RTD is pinned to ground on one side.  Not sure what your intending for the wiring scheme here? 3 wires, 4 wires.  Ideally you want to excite current through two wires and read back voltage drop across another two.  But if you're pinning one side to ground then you've already effectively reduced it to a three wire scheme: ok but not best.  I guess you want to think about how this scheme is going to minimize your uncertainty/sensitivity with respects to wiring (see maybe this). Four wires is best.  Be best.

Also are we going to miss out on the excellent CMRR of the instrument amplifier if it isn't a truly differential readout on the front end of the circuit?

## Best RTD nominal resistance

You've looked at a bunch of numbers for choice of RTD resistance @ 25 C.  From the numbers we looked at 1 kΩ seemed like the best for order 100 µA excitation (this is the break point with Johnson noise). It might be nice to have a plot or a table that shows the tradeoff off of sensing SNR (for various noise sources) for different choices of RTD nominal resistance, i.e. 100 Ω, 1 kΩ, 5 kΩ, 10 kΩ.   The excitation current and resistance determine the tradeoff points and the right choice is the one that gets below/close to the nominal input referred noise of available pre-amp stages. That would be good for framing a good science reason for choosing a particular RTD (with a particular slope).

## So many channels

Still not sure you need so many channels.  If we already have a good idea of the operating range, then a one high precision channel will do.  We are almost certainly not going to need all that dynamic range and changing resistors is easy.

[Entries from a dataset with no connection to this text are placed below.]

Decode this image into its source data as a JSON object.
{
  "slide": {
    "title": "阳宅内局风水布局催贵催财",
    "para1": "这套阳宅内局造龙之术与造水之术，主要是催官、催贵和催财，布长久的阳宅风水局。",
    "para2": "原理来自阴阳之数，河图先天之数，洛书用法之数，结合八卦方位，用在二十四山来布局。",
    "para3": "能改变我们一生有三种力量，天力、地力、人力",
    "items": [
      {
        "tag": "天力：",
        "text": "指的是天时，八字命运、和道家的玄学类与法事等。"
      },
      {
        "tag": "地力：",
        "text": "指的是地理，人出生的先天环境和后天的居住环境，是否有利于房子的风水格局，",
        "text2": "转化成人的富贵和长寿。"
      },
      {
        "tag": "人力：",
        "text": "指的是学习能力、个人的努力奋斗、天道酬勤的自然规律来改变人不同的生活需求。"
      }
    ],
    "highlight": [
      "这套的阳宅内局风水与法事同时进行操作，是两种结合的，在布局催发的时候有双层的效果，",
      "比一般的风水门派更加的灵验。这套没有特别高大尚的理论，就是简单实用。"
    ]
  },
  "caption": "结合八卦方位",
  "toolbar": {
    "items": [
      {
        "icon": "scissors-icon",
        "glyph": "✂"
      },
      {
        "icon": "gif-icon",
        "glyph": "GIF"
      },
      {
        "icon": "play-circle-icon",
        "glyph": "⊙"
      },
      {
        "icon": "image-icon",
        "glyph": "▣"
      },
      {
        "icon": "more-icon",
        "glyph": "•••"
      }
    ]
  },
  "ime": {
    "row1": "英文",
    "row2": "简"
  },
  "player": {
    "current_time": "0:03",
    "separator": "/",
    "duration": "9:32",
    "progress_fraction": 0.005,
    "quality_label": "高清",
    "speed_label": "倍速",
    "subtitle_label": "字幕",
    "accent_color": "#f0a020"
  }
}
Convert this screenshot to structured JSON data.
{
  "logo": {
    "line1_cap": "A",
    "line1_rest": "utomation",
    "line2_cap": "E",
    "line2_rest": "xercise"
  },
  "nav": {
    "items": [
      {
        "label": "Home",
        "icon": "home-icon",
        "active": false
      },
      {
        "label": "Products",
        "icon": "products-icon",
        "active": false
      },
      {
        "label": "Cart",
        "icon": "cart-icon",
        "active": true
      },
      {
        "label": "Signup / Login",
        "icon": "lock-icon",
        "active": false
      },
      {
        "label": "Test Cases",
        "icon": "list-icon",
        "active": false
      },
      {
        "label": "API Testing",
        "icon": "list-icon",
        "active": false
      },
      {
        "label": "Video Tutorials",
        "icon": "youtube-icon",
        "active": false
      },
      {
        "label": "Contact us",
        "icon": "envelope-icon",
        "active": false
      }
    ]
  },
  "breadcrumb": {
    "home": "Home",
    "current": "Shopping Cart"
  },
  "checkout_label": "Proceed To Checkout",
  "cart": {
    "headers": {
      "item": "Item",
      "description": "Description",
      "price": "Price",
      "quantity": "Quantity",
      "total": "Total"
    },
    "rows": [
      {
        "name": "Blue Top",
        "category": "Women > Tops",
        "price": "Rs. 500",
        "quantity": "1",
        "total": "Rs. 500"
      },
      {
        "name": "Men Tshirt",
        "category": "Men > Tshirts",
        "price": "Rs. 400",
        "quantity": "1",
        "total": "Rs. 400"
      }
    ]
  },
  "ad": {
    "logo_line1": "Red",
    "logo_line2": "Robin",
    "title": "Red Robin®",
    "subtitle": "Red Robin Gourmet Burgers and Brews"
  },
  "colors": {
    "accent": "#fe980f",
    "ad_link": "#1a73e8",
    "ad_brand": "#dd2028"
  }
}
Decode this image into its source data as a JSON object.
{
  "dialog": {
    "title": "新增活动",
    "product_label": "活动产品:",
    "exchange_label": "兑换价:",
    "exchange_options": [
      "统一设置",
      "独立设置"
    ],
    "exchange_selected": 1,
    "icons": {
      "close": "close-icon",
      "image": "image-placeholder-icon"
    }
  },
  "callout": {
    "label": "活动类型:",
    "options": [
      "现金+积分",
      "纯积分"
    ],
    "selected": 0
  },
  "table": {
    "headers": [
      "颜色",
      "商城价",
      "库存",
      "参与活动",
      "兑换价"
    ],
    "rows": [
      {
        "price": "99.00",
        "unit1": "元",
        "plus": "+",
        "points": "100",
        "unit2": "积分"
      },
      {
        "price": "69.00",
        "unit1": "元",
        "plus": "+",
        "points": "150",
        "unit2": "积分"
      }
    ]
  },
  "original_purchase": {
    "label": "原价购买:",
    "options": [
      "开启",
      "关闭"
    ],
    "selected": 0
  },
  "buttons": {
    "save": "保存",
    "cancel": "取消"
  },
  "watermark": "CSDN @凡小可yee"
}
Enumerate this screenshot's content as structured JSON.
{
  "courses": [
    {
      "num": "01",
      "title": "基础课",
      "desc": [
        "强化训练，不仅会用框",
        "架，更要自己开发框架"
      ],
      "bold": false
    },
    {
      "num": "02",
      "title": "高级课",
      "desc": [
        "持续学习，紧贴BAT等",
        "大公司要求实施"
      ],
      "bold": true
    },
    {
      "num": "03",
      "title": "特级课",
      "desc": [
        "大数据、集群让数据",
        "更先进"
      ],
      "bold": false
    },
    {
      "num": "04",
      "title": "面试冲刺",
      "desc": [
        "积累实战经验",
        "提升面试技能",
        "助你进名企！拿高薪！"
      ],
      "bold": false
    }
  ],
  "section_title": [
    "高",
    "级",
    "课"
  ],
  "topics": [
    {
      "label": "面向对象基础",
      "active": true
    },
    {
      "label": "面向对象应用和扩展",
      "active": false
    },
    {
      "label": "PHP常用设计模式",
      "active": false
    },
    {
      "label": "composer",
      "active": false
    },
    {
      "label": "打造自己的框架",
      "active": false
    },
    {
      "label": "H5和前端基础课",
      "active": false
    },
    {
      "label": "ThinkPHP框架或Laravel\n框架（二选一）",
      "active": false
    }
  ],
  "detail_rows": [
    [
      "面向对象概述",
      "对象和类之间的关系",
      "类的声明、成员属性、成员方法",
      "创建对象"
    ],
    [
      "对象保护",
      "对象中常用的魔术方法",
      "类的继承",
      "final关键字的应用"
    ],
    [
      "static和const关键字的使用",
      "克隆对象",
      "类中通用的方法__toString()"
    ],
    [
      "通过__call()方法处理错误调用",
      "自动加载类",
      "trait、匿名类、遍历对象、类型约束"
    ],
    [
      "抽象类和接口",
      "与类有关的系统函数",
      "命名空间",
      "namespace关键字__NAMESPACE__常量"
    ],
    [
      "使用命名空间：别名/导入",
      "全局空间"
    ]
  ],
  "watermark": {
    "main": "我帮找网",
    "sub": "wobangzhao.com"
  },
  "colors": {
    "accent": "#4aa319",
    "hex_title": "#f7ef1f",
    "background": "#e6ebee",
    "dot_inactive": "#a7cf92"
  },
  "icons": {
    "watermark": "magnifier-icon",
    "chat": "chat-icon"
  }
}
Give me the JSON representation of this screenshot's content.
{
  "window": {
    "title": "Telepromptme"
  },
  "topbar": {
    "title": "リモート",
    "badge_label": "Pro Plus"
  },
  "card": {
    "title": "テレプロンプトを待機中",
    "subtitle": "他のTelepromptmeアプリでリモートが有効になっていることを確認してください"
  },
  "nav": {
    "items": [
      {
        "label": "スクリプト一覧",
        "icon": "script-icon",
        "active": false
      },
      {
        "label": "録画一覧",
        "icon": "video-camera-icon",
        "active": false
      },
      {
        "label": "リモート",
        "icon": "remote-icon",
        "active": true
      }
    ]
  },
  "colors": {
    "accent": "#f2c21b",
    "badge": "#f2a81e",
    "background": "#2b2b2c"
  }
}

 Quote: The second stage of the amplifier for temperature sensor would be subtractor circuits using OP27G. PFA the circuit schematic consisting of the instrumentation amplifier and different circuits for acromag channels. There would be 1 low-resolution channel with a range from about 15 $^\circ C$ to 95 $^\circ C$ with a response: 0.238053435115*T - 13.167938931297705 Rest would high-resolution channels with a smaller range. These channels would give us about 1mV/mK slope so that we can read with mK precision with 16 bit $\pm 10$ V range. Channel 1: From 15 $^\circ C$ to 35 $^\circ C$ with a response: 0.952875*T - 22.5 Channel 2: From 35  $^\circ C$ to 55 $^\circ C$ with a response: 0.943758551683*T - 43.329447115384596 Channel 3: From 55  $^\circ C$ to 75 $^\circ C$ with a response: 0.955040625*T - 61.9375 Channel 4: From 75  $^\circ C$ to 95 $^\circ C$ with a response: 0.9429496875*T - 79.74466991341995 I'm attaching calculations done in the jupyter notebook as zip file.